El viento había amainado a la mañana siguiente de mi llegada al refugio Grey, y pude alquilar un kayak para acercarme a la descomunal pared azul donde termina ese gran río de hielo. El crujido de un glaciar es unos de esos sonidos intimidantes e inolvidables, que ofrece la naturaleza. Ayer, recordé ese estruendo cuando leí cómo se está resquebrajando el PSOE por las denuncias silenciadas de mujeres que han padecido un trato denigrante por parte de cargos de su partido. Tiene su gracia que, lo que no consiguieron la entrada en prisión de sus dos últimos secretarios de organización, acusados de corrupción, lo haya logrado la bragueta bajada de Paco Salazar, saliendo de un aseo en Moncloa y subiéndose la cremallera a escasos centímetros del rostro de una subordinada.
Las críticas internas en el PSOE ya no son off the record, ni anónimas. El PSOE hace ruido, cruje por dentro, como un glaciar. Lo que no provocó el trinque a manos ellas de las personas con más poder en Ferraz, lo han movido unos guarros pendientes cada día del escote y el culo de las compañeras. Algo es algo.
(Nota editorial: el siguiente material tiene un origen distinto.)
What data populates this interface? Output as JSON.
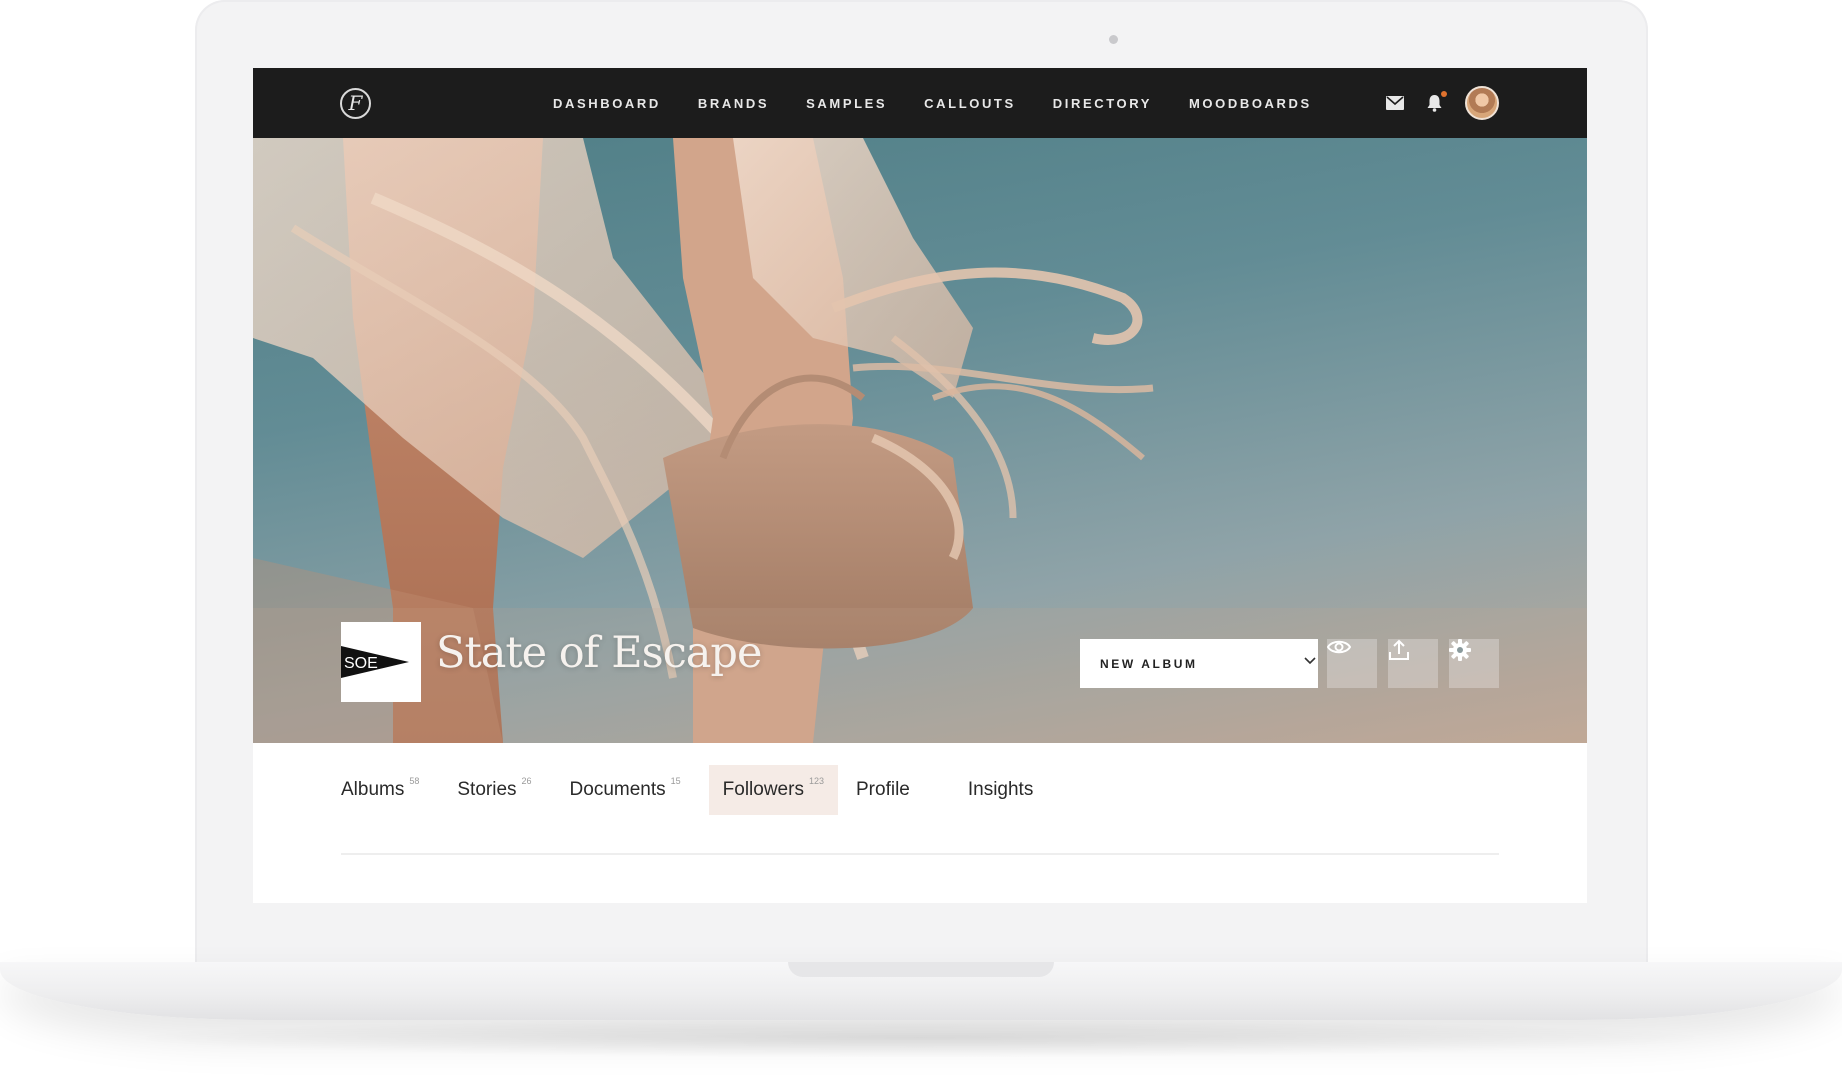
{
  "app": {
    "logo_glyph": "F",
    "nav": [
      {
        "label": "DASHBOARD"
      },
      {
        "label": "BRANDS"
      },
      {
        "label": "SAMPLES"
      },
      {
        "label": "CALLOUTS"
      },
      {
        "label": "DIRECTORY"
      },
      {
        "label": "MOODBOARDS"
      }
    ],
    "icons": [
      "mail-icon",
      "bell-icon",
      "user-avatar"
    ],
    "notification_dot_color": "#e0722e"
  },
  "brand": {
    "logo_text": "SOE",
    "name": "State of Escape"
  },
  "hero_actions": {
    "album_select_value": "NEW ALBUM",
    "buttons": [
      "eye-icon",
      "upload-icon",
      "gear-icon"
    ]
  },
  "tabs": [
    {
      "label": "Albums",
      "count": "58"
    },
    {
      "label": "Stories",
      "count": "26"
    },
    {
      "label": "Documents",
      "count": "15"
    },
    {
      "label": "Followers",
      "count": "123"
    },
    {
      "label": "Profile",
      "count": ""
    },
    {
      "label": "Insights",
      "count": ""
    }
  ],
  "active_tab": "Followers",
  "colors": {
    "nav_bg": "#1c1c1c",
    "active_tab_bg": "#f5ebe6",
    "sky": "#5a8790"
  }
}
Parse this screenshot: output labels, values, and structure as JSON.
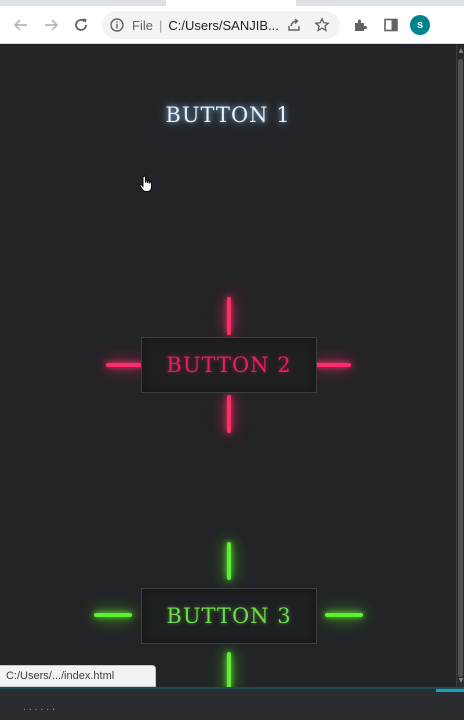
{
  "browser": {
    "address_scheme": "File",
    "address_separator": "|",
    "address_url": "C:/Users/SANJIB...",
    "profile_initial": "s",
    "status_url": "C:/Users/.../index.html"
  },
  "page": {
    "buttons": [
      {
        "label": "BUTTON 1",
        "color": "#e8f3ff"
      },
      {
        "label": "BUTTON 2",
        "color": "#e91e63"
      },
      {
        "label": "BUTTON 3",
        "color": "#6fdc4a"
      }
    ]
  },
  "taskbar": {
    "indicator": "......"
  },
  "colors": {
    "page_background": "#232427",
    "neon_pink": "#ff2b6b",
    "neon_green": "#5cf02f",
    "profile_avatar": "#00838f"
  },
  "icons": [
    "back-icon",
    "forward-icon",
    "reload-icon",
    "info-icon",
    "share-icon",
    "star-icon",
    "extensions-icon",
    "side-panel-icon",
    "mouse-pointer-icon"
  ]
}
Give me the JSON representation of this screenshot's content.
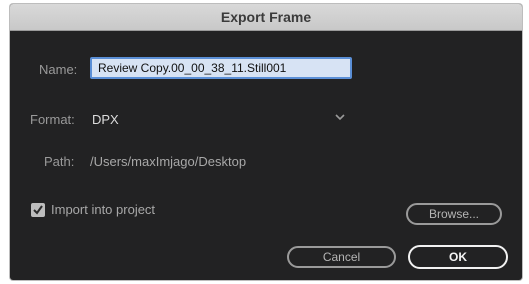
{
  "dialog": {
    "title": "Export Frame",
    "name_label": "Name:",
    "name_value": "Review Copy.00_00_38_11.Still001",
    "format_label": "Format:",
    "format_value": "DPX",
    "path_label": "Path:",
    "path_value": "/Users/maxImjago/Desktop",
    "import_label": "Import into project",
    "import_checked": true,
    "browse_label": "Browse...",
    "cancel_label": "Cancel",
    "ok_label": "OK"
  },
  "icons": {
    "format_dropdown": "chevron-down-icon",
    "import_checkbox": "checkmark-icon"
  },
  "colors": {
    "dialog_bg": "#222223",
    "titlebar_bg": "#d0d0d0",
    "name_field_bg": "#d7e3f4",
    "name_field_border": "#5b8fd6"
  }
}
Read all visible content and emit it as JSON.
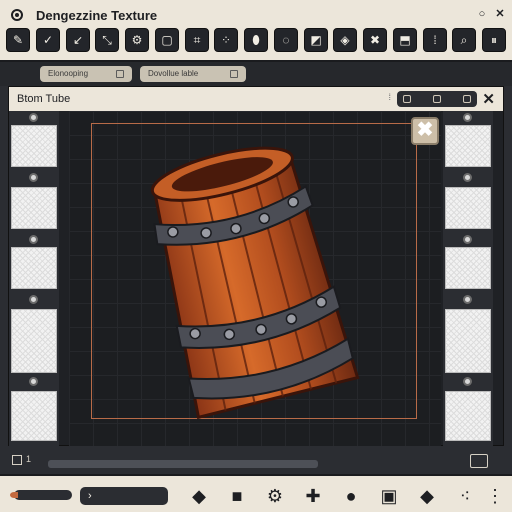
{
  "window": {
    "title": "Dengezzine Texture",
    "controls": [
      "minimize",
      "close"
    ]
  },
  "toolbar": {
    "buttons": [
      {
        "name": "edit-icon",
        "glyph": "✎"
      },
      {
        "name": "check-icon",
        "glyph": "✓"
      },
      {
        "name": "export-icon",
        "glyph": "↙"
      },
      {
        "name": "transform-icon",
        "glyph": "⤡"
      },
      {
        "name": "gear-icon",
        "glyph": "⚙"
      },
      {
        "name": "select-icon",
        "glyph": "▢"
      },
      {
        "name": "crop-icon",
        "glyph": "⌗"
      },
      {
        "name": "dice-icon",
        "glyph": "⁘"
      },
      {
        "name": "capsule-icon",
        "glyph": "⬮"
      },
      {
        "name": "lasso-icon",
        "glyph": "◌"
      },
      {
        "name": "layer-icon",
        "glyph": "◩"
      },
      {
        "name": "node-icon",
        "glyph": "◈"
      },
      {
        "name": "cross-icon",
        "glyph": "✖"
      },
      {
        "name": "cube-icon",
        "glyph": "⬒"
      },
      {
        "name": "grid-icon",
        "glyph": "⁞"
      },
      {
        "name": "search-icon",
        "glyph": "⌕"
      },
      {
        "name": "pause-icon",
        "glyph": "⏸"
      }
    ]
  },
  "tabs": [
    {
      "label": "Elonooping"
    },
    {
      "label": "Dovollue lable"
    }
  ],
  "panel": {
    "title": "Btom Tube",
    "close_glyph": "✕",
    "pin_glyph": "⁞"
  },
  "canvas": {
    "close_glyph": "✖"
  },
  "status": {
    "count": "1"
  },
  "bottom": {
    "dropdown_glyph": "›",
    "tools": [
      {
        "name": "small-diamond-icon",
        "glyph": "◆"
      },
      {
        "name": "square-icon",
        "glyph": "■"
      },
      {
        "name": "gear-icon",
        "glyph": "⚙"
      },
      {
        "name": "cross-cog-icon",
        "glyph": "✚"
      },
      {
        "name": "bomb-icon",
        "glyph": "●"
      },
      {
        "name": "grid-box-icon",
        "glyph": "▣"
      },
      {
        "name": "diamond-icon",
        "glyph": "◆"
      },
      {
        "name": "scatter-icon",
        "glyph": "⁖"
      },
      {
        "name": "dots-icon",
        "glyph": "⋮"
      }
    ]
  },
  "colors": {
    "accent": "#c36a3f",
    "panel_light": "#ece6da",
    "dark": "#2b2d32"
  }
}
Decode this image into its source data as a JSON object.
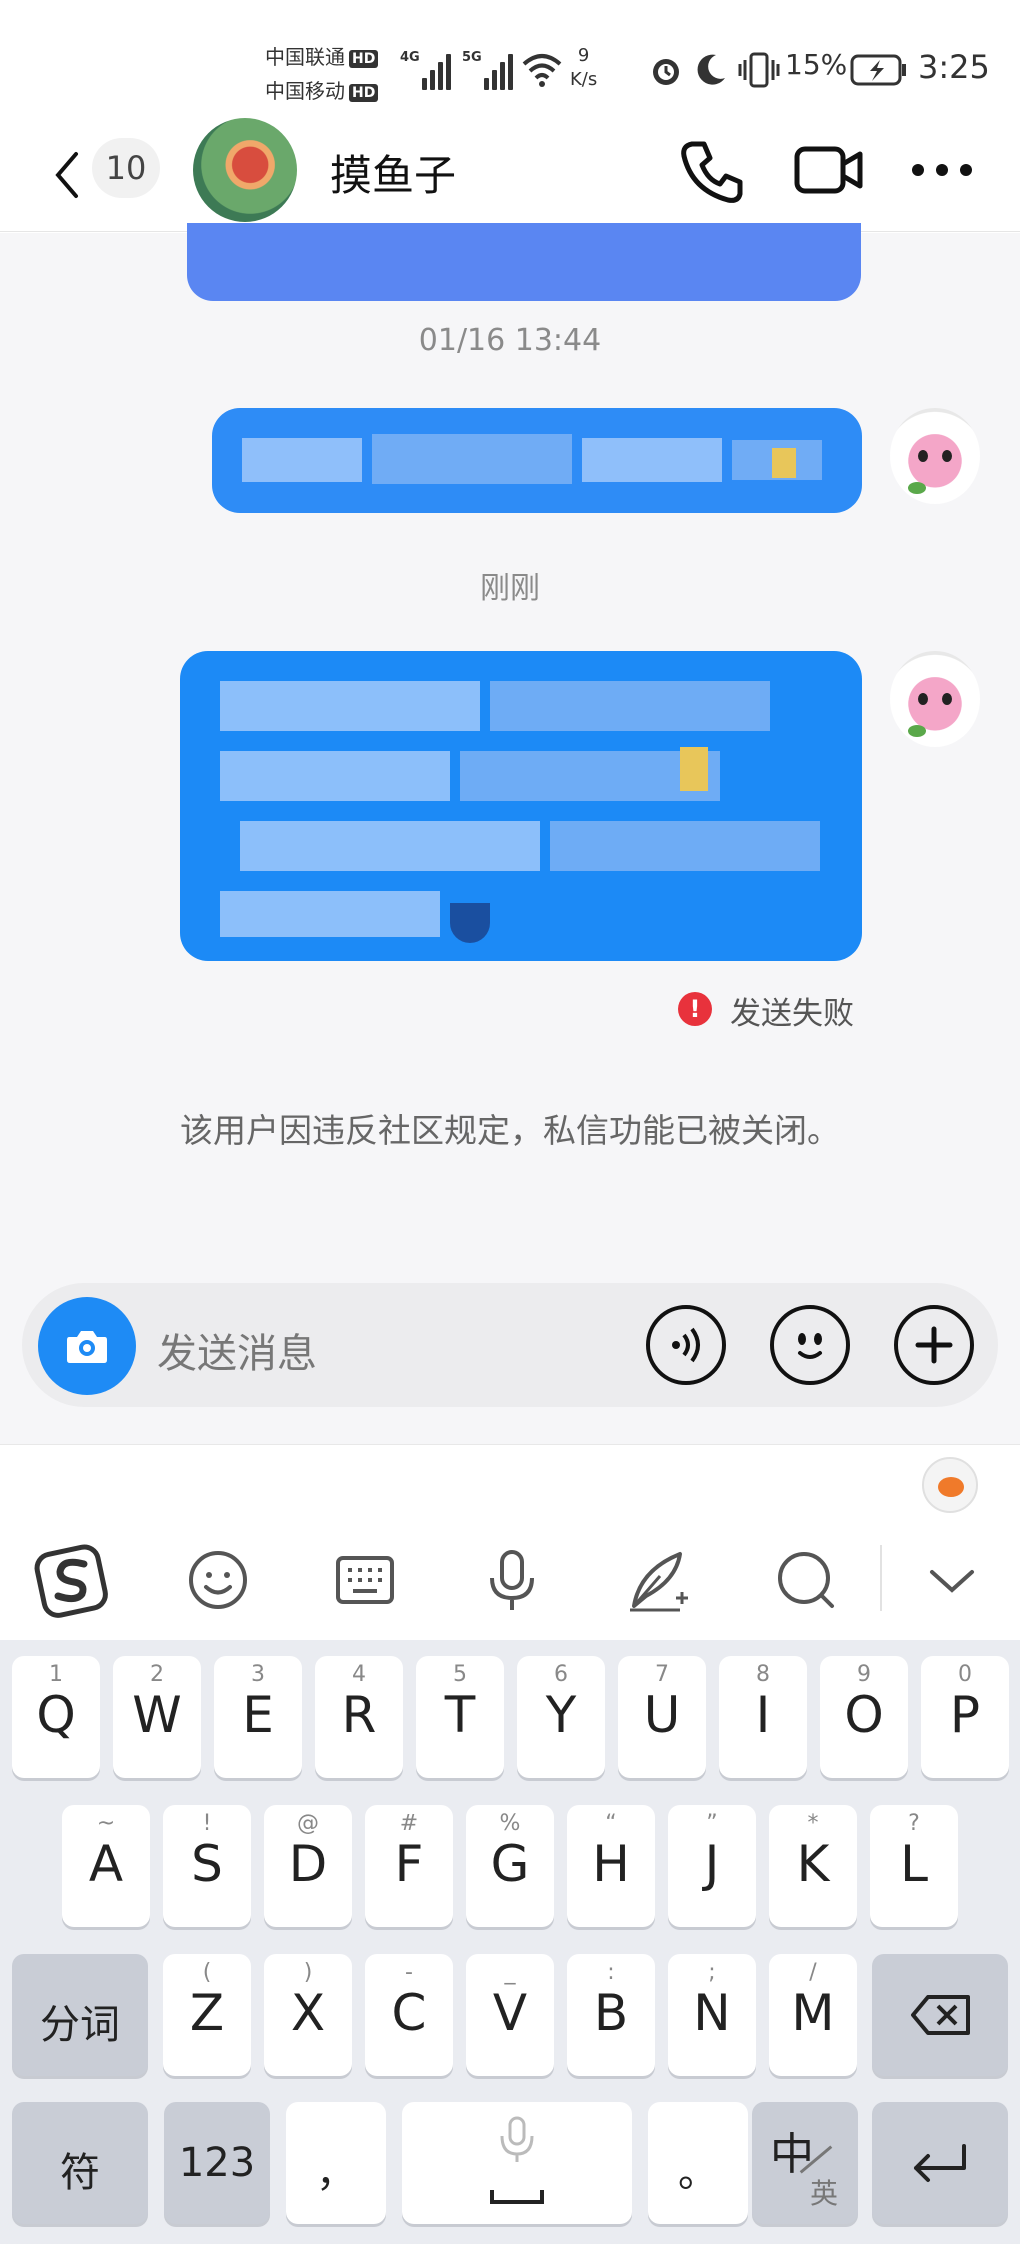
{
  "status_bar": {
    "carrier_1": "中国联通",
    "carrier_2": "中国移动",
    "hd_badge": "HD",
    "net_1": "4G",
    "net_2": "5G",
    "speed_value": "9",
    "speed_unit": "K/s",
    "battery": "15%",
    "time": "3:25"
  },
  "header": {
    "unread_count": "10",
    "contact_name": "摸鱼子"
  },
  "chat": {
    "timestamp_1": "01/16 13:44",
    "timestamp_2": "刚刚",
    "send_failed": "发送失败",
    "fail_icon": "!",
    "notice": "该用户因违反社区规定，私信功能已被关闭。"
  },
  "composer": {
    "placeholder": "发送消息"
  },
  "keyboard": {
    "row1": [
      {
        "key": "Q",
        "num": "1"
      },
      {
        "key": "W",
        "num": "2"
      },
      {
        "key": "E",
        "num": "3"
      },
      {
        "key": "R",
        "num": "4"
      },
      {
        "key": "T",
        "num": "5"
      },
      {
        "key": "Y",
        "num": "6"
      },
      {
        "key": "U",
        "num": "7"
      },
      {
        "key": "I",
        "num": "8"
      },
      {
        "key": "O",
        "num": "9"
      },
      {
        "key": "P",
        "num": "0"
      }
    ],
    "row2": [
      {
        "key": "A",
        "sym": "~"
      },
      {
        "key": "S",
        "sym": "!"
      },
      {
        "key": "D",
        "sym": "@"
      },
      {
        "key": "F",
        "sym": "#"
      },
      {
        "key": "G",
        "sym": "%"
      },
      {
        "key": "H",
        "sym": "“"
      },
      {
        "key": "J",
        "sym": "”"
      },
      {
        "key": "K",
        "sym": "*"
      },
      {
        "key": "L",
        "sym": "?"
      }
    ],
    "row3": [
      {
        "key": "Z",
        "sym": "("
      },
      {
        "key": "X",
        "sym": ")"
      },
      {
        "key": "C",
        "sym": "-"
      },
      {
        "key": "V",
        "sym": "_"
      },
      {
        "key": "B",
        "sym": ":"
      },
      {
        "key": "N",
        "sym": ";"
      },
      {
        "key": "M",
        "sym": "/"
      }
    ],
    "segment_key": "分词",
    "symbol_key": "符",
    "number_key": "123",
    "comma_key": "，",
    "period_key": "。",
    "lang_main": "中",
    "lang_sub": "英"
  },
  "colors": {
    "bubble_blue": "#1c8af6",
    "error_red": "#e8323c",
    "camera_blue": "#1e8bf5"
  }
}
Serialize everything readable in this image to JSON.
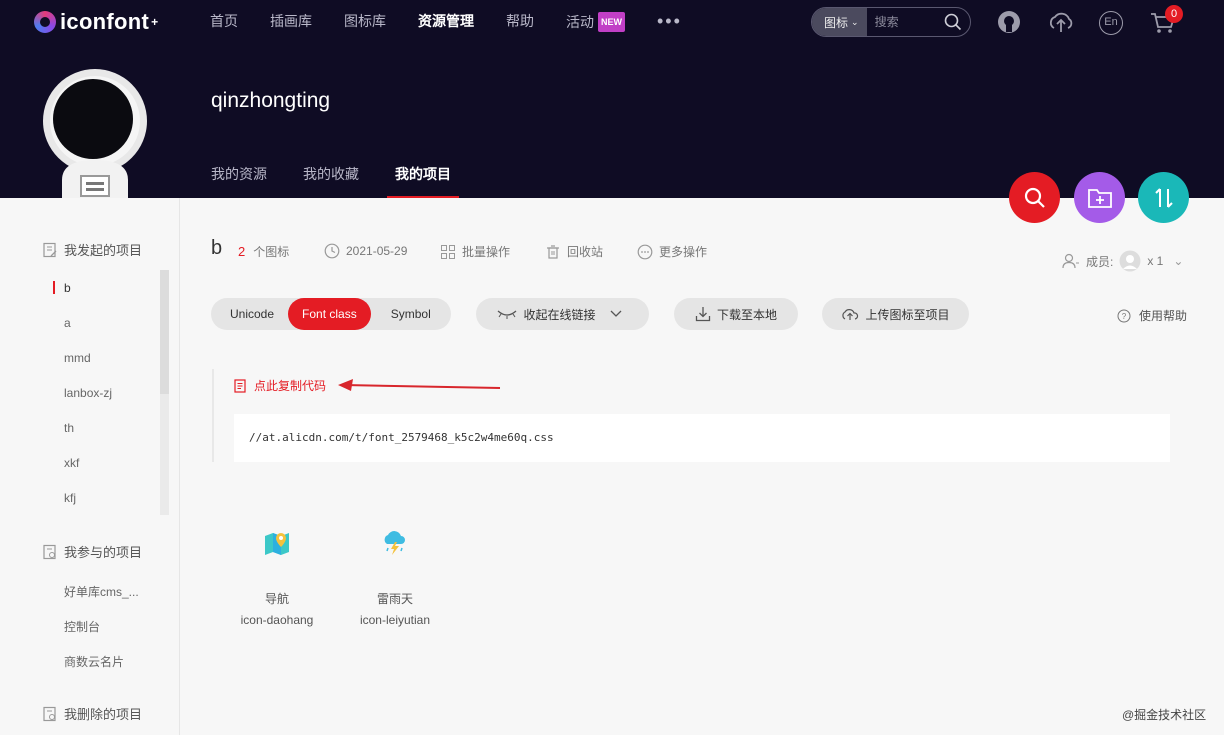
{
  "header": {
    "logo_text": "iconfont",
    "logo_sup": "+",
    "nav": [
      {
        "label": "首页",
        "active": false
      },
      {
        "label": "插画库",
        "active": false
      },
      {
        "label": "图标库",
        "active": false
      },
      {
        "label": "资源管理",
        "active": true
      },
      {
        "label": "帮助",
        "active": false
      },
      {
        "label": "活动",
        "active": false,
        "badge": "NEW"
      }
    ],
    "more": "•••",
    "search": {
      "type": "图标",
      "placeholder": "搜索"
    },
    "cart_count": "0",
    "lang": "En"
  },
  "profile": {
    "username": "qinzhongting",
    "tabs": [
      {
        "label": "我的资源",
        "active": false
      },
      {
        "label": "我的收藏",
        "active": false
      },
      {
        "label": "我的项目",
        "active": true
      }
    ]
  },
  "sidebar": {
    "initiated_title": "我发起的项目",
    "initiated": [
      "b",
      "a",
      "mmd",
      "lanbox-zj",
      "th",
      "xkf",
      "kfj"
    ],
    "joined_title": "我参与的项目",
    "joined": [
      "好单库cms_...",
      "控制台",
      "商数云名片"
    ],
    "deleted_title": "我删除的项目"
  },
  "project": {
    "name": "b",
    "icon_count": "2",
    "icon_count_unit": "个图标",
    "date": "2021-05-29",
    "batch": "批量操作",
    "recycle": "回收站",
    "more_ops": "更多操作",
    "members_label": "成员:",
    "members_count": "x 1"
  },
  "toolbar": {
    "segments": [
      {
        "label": "Unicode",
        "active": false
      },
      {
        "label": "Font class",
        "active": true
      },
      {
        "label": "Symbol",
        "active": false
      }
    ],
    "collapse_link": "收起在线链接",
    "download": "下载至本地",
    "upload": "上传图标至项目",
    "help": "使用帮助"
  },
  "code": {
    "copy_label": "点此复制代码",
    "url": "//at.alicdn.com/t/font_2579468_k5c2w4me60q.css"
  },
  "icons": [
    {
      "name": "导航",
      "class": "icon-daohang",
      "glyph": "map-icon"
    },
    {
      "name": "雷雨天",
      "class": "icon-leiyutian",
      "glyph": "thunderstorm-icon"
    }
  ],
  "watermark": "@掘金技术社区",
  "colors": {
    "accent": "#e41c24",
    "header_bg": "#0f0c24",
    "fab_search": "#e41c24",
    "fab_folder": "#a45be8",
    "fab_sort": "#1ab8b8"
  }
}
A menudo, las cosas se ven con más claridad desde lejos. España empieza a ser esa obra de arte que precisa cierta distancia por parte del espectador para admirarla en todo su esplendor, para entender su contexto y reconocer los detalles que la hacen única. A mi, la bragueta abierta de Salazar me parece la metáfora perfecta y definitiva del sanchismo. Pedro Sánchez es el tipo que se mea en la piscina, y, cuando alguien se lo recrimina, contesta: «Venga, bah, si lo hace todo el mundo». Ya, Pedro, pero nadie orina desde el trampolín sonriendo al resto de bañistas. Sánchez lleva siete años paseándose por las instituciones con la bragueta bajada, en una demostración de soplapollismo inédita en una democracia liberal. Nada le avergüenza, le da igual todo, y su estrategia ante el colapso de su gobierno la resume en cuatro palabras: aguantar hasta que escampe. Como si la legislatura fuera un trekking por la Patagonia.